That my family does not look like everyone else's family, and that's okay. Everyone else doesn't have a husband who works the hours or the shifts that mine does. Everyone else doesn't have a wife who tries to juggle housework and a fifty hour a week job too(yes. I know I was working part time, and then we had some personnel shuffling and I have to fill in more hours for a few weeks.). So if right now, we don't go to church, or have people over, or do anything but spend our few precious hours together as a family before we have to go back to work for another twenty four hours, that's okay.
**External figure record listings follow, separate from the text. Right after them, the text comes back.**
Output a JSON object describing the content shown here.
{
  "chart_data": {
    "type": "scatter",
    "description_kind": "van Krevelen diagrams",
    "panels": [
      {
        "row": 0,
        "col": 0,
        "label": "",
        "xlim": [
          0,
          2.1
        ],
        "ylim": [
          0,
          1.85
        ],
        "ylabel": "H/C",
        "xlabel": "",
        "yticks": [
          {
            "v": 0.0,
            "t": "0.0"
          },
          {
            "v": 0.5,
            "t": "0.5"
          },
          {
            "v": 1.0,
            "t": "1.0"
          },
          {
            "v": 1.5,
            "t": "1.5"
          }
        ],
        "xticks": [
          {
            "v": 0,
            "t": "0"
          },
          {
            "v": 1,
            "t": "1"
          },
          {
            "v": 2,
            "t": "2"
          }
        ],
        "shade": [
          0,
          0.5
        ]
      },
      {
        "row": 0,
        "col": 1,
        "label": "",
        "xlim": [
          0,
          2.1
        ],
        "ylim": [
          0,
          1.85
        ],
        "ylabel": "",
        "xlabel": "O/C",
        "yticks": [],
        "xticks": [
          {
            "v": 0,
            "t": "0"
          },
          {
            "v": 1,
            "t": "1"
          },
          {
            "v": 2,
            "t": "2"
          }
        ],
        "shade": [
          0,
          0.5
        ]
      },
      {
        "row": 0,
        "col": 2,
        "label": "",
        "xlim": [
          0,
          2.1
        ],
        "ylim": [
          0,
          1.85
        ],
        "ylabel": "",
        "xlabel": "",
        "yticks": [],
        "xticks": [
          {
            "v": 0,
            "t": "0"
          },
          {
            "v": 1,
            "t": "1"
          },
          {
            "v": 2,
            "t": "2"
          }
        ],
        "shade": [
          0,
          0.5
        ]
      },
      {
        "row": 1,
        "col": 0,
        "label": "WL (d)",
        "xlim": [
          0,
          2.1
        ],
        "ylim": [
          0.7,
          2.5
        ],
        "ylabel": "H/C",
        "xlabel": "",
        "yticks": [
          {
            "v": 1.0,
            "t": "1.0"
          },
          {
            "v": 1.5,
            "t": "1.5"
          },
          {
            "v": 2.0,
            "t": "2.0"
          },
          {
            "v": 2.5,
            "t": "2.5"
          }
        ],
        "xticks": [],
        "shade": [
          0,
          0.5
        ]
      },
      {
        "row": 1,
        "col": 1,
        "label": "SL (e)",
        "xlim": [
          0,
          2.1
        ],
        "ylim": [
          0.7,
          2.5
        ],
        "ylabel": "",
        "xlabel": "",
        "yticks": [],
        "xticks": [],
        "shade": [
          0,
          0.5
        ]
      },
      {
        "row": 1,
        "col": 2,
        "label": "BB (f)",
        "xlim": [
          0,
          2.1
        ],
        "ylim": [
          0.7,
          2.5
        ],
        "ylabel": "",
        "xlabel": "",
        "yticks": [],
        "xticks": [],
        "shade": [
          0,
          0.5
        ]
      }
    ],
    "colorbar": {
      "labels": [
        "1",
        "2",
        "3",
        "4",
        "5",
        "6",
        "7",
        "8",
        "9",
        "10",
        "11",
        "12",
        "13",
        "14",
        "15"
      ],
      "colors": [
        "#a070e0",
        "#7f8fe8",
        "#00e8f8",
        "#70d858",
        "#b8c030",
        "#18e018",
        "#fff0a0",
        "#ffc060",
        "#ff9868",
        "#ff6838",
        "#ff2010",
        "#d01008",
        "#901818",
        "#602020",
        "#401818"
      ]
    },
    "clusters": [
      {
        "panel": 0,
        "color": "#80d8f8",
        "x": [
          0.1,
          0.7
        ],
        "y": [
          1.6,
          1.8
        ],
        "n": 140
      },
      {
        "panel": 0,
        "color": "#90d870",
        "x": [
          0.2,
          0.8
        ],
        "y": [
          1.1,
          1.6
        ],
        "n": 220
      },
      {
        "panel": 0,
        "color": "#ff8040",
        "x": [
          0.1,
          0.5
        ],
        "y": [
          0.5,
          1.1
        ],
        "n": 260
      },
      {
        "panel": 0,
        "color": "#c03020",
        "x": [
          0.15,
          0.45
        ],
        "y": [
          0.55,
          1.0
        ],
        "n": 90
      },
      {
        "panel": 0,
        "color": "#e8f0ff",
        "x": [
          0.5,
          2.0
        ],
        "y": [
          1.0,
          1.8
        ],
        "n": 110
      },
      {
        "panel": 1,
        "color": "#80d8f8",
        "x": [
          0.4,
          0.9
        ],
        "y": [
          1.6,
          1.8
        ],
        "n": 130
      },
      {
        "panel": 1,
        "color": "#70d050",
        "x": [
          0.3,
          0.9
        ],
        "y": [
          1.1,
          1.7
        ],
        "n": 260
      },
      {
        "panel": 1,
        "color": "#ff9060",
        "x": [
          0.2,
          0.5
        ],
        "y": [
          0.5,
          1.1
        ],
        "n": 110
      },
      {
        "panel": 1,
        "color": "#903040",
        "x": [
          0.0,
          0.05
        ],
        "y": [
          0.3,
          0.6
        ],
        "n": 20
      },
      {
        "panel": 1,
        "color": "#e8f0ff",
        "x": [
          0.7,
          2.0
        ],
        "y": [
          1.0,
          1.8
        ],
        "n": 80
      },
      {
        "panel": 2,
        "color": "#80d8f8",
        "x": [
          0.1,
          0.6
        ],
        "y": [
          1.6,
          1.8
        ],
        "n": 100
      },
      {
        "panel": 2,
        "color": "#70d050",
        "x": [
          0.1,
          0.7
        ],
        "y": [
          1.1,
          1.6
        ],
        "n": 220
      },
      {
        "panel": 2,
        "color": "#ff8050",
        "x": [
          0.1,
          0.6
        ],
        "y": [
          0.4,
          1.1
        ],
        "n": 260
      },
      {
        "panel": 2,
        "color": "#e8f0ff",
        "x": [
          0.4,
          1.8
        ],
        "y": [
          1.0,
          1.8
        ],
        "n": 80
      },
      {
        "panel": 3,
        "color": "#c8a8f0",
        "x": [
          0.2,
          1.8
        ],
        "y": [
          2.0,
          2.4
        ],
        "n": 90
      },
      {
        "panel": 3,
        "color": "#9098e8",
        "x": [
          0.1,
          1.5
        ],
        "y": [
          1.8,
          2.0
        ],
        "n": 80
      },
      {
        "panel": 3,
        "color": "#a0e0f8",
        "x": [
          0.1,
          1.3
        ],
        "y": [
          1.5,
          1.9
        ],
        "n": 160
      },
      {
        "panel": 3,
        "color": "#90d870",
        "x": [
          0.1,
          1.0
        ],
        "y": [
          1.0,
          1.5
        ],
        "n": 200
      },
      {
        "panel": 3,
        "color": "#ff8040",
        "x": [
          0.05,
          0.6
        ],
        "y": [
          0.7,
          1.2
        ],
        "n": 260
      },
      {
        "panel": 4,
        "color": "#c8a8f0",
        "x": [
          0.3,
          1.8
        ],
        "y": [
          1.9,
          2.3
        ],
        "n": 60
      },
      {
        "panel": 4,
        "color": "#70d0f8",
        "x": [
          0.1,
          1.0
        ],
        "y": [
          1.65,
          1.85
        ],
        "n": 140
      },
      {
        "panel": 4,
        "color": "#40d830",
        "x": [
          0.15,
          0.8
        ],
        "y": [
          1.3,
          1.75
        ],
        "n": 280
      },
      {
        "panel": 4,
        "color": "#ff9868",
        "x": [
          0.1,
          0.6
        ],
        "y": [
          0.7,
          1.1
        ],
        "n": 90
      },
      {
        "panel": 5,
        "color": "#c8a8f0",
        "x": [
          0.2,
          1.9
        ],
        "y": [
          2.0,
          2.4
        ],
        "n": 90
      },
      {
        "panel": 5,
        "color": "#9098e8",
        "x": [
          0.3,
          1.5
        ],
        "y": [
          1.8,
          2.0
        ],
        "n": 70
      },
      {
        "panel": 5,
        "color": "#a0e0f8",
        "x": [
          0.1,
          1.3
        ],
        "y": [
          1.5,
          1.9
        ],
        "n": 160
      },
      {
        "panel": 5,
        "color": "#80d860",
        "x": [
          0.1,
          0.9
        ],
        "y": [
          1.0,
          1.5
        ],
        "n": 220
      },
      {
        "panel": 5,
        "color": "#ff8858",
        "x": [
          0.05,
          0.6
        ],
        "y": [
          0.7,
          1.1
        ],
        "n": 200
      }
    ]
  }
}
That this is not the time in my life where I can get too concerned about what we're eating. If it's hamburgers out of the freezer and baked beans out of a can, that's okay. If I'm picking subs up from Subway on our day off because I'm in the middle of errands, that's okay. If it's Hamburger Helper, nobody will die, and eating out a few times a week isn't going to break our budget, or even really affect it. My son is going to grow up just fine on premade baby food and formula powder out of the can. I don't have the time or the stress level to cook from scratch, and that's okay.
That sometimes it's okay to not be able to do it all. I haven't scrubbed the bathroom in two weeks or cleaned out the fridge in three. We're about to start turning a bedroom into a bathroom upstairs, and we can't seem to find time to tear out the walls and hang sheetrock. That's okay. Again, our budget isn't affected much by having to hire someone to come in and clean my house once a week, or tear out the bedroom upstairs and help hang sheetrock. In our stage of life, time is a precious, precious commodity, and we choose to spend what we can together, and not stressing over the little stuff.
I know I keep saying that we don't have time. We don't...can I give you our schedule just this weekend?
Thursday night: Rob goes into work at 5 pm, Sara goes into work at 7 pm, and Josh goes to Grandma's house for the night.
Friday: Rob is at work until 5pm, Sara is at work until 4:30 pm and Grandma takes Josh to day care.
Friday evening: Sara picks up Josh at day care, goes back to work for a new employee orientation scheduled at 5:15, Rob picks up chicken and macaroni salad at Tops and then comes over to pick up Josh.
Friday night: Josh gets sick, vomits everywhere. Clean up all of that, throw laundry in the washer, cuddle Josh, change six messy diapers because Josh has diarrhea, Josh vomits again, clean up again.
Saturday morning: Sara has to be to work at 7 am, Rob takes Josh to Grandma's and has to be to work at 8 am. Sara gets done with work at 7 pm, picks up Josh from Grandma's, and goes home. Rob is at work until 8 am the next day.
Sunday morning: Sara gets up, dresses Josh, takes Josh to Grandma's, has to be at work by 9 am. Rob leaves job #1 at 8 am, if he gets out on time, then comes and relieves Sara at work and works the rest of the shift until 4:30 pm. Sara goes home and cleans the house and goes grocery shopping until Grandma gets home from church and brings Josh home.
Sunday evening: Family gets to be together.
Monday: Sara has to be at work at 7 am. Rob gets Josh around and takes Josh to day care. Rob works on upstairs bedroom until he has to leave for work at 4 pm. Grandma picks up Josh at day care at 5 pm. Sara picks up Josh from Grandma's around 8 pm, goes home and both Sara and Josh go to bed.
Tuesday: Sara dresses Josh, takes Josh to Grandma's, has to be in Rochester at 11 am, gets home around 4 pm, picks Josh up, goes home and tries to decide what to make for dinner. Will probably order pizza, and have Rob pick it up on the way home from work, which will be around 6 pm.
Wednesday: Rob has to be at work at 7 am. Sara and Josh plan to stay home and actually get some stuff done today. Rob doesn't get off work until Thursday morning at 7.
This is a typical schedule.
So if right now, we eat out a lot, and I have to hire someone to clean my bathrooms and mop the floors, that's what I have to do. Time is too precious, and we have so little of it together. Even when my job slows down, which will happen in two or three weeks, Rob's never will. I need to guard our time together, and not spend it cleaning or cooking elaborate meals. And, hopefully, I won't feel guilty at all about that.